Para que sejam autorizadas tais medidas, é preciso o ônus que caracterize a violência contra a mulher no âmbito da relação doméstica ou familiar dos envolvidos.
O agressor poderá ser sancionado em flagrante e ter sua prisão preventiva decretada caso tenha desobedecido à ordem judicial, sempre que houver ação ou omissão que se depare com um dos elementos inclusos nas medidas protetivas de urgência, conforme o artigo 22 da Lei nº 11.340/2006 – Maria da Penha:
Art. 22. Constatada a prática de violência doméstica e familiar contra a mulher, nos termos desta Lei, o juiz poderá aplicar, de imediato, ao agressor, em conjunto ou separadamente, as seguintes medidas protetivas de urgência, entre outras:
I - suspensão da posse ou restrição do porte de armas, com comunicação ao órgão competente, nos termos da Lei no 10.826, de 22 de dezembro de 2003;
II - afastamento do lar, domicílio ou local de convivência com a ofendida;
III - proibição de determinadas condutas, entre as quais:
a) aproximação da ofendida, de seus familiares e das testemunhas, fixando o limite mínimo de distância entre estes e o agressor;
b) contato com a ofendida, seus familiares e testemunhas por qualquer meio de comunicação;
c) frequentação de determinados lugares a fim de preservar a integridade física e psicológica da ofendida;
IV - restrição ou suspensão de visitas aos dependentes menores, ouvida a equipe de atendimento multidisciplinar ou serviço similar;
V - prestação de alimentos provisionais ou provisórios.

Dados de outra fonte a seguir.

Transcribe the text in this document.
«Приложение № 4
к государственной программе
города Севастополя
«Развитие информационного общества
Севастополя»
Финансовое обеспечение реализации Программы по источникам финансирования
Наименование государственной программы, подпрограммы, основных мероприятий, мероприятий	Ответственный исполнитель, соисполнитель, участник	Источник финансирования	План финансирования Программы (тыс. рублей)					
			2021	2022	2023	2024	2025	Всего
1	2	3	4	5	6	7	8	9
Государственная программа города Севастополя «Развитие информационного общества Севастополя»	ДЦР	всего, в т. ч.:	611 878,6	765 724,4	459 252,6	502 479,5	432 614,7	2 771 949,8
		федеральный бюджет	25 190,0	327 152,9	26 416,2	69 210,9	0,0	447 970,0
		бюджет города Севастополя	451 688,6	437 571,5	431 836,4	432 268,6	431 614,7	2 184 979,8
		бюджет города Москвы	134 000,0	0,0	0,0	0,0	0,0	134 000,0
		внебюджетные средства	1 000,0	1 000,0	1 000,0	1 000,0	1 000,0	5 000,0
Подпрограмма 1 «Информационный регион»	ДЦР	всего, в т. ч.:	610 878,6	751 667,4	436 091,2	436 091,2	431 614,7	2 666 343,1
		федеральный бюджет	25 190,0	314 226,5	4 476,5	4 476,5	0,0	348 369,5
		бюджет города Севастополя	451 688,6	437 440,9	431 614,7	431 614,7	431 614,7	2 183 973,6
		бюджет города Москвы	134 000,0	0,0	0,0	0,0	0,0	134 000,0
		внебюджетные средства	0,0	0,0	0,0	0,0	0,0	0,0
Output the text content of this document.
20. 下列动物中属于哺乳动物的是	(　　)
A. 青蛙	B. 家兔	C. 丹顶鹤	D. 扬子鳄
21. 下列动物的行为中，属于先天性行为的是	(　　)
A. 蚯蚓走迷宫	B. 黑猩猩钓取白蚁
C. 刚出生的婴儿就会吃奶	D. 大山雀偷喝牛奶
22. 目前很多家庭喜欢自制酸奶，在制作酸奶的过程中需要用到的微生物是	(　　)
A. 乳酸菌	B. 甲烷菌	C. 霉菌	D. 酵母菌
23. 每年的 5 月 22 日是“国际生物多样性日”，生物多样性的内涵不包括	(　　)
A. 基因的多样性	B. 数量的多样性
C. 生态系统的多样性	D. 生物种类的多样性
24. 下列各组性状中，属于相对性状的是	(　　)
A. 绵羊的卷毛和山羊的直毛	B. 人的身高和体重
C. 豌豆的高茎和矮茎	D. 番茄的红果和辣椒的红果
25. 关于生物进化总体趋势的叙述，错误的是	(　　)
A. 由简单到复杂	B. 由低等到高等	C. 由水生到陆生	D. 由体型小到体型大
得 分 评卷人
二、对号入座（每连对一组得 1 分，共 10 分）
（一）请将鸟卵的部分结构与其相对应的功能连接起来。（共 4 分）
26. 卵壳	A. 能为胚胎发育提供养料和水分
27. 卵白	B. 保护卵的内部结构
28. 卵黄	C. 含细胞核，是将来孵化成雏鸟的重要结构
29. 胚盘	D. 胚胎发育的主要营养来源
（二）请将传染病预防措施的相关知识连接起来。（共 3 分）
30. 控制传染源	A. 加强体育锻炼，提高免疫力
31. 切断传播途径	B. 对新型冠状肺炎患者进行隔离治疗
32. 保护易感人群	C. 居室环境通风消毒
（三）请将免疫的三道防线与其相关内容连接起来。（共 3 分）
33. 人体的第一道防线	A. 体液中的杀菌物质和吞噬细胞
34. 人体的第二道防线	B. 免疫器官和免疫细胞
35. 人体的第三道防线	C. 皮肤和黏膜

As medidas protetivas de urgência referentes à ofendida estão pautadas no artigo 23, que trata da proteção da vítima, e o artigo 24, referente ao patrimônio do casal e outros bens particulares da vítima, ambos da Lei nº 11.340/2006 – Maria da Penha:
Art. 23. Poderá o juiz, quando necessário, sem prejuízo de outras medidas:
I - encaminhar a ofendida e seus dependentes a programa oficial ou comunitário de proteção ou de atendimento;
II - determinar a recondução da ofendida e a de seus dependentes ao respectivo domicílio, após afastamento do agressor;
III - determinar o afastamento da ofendida do lar, sem prejuízo dos direitos relativos a bens, guarda dos filhos e alimentos;
IV - determinar a separação de corpos.
Art. 24. Para a proteção patrimonial dos bens da sociedade conjugal ou daqueles de propriedade particular da mulher, o juiz poderá determinar, liminarmente, as seguintes medidas, entre outras:
I - restituição de bens indevidamente subtraídos pelo agressor à ofendida;
II - proibição temporária para a celebração de atos e contratos de compra, venda e locação de propriedade em comum, salvo expressa autorização judicial;
III - suspensão das procurações conferidas pela ofendida ao agressor;
IV - prestação de caução provisória, mediante depósito judicial, por perdas e danos materiais decorrentes da prática de violência doméstica e familiar contra a ofendida.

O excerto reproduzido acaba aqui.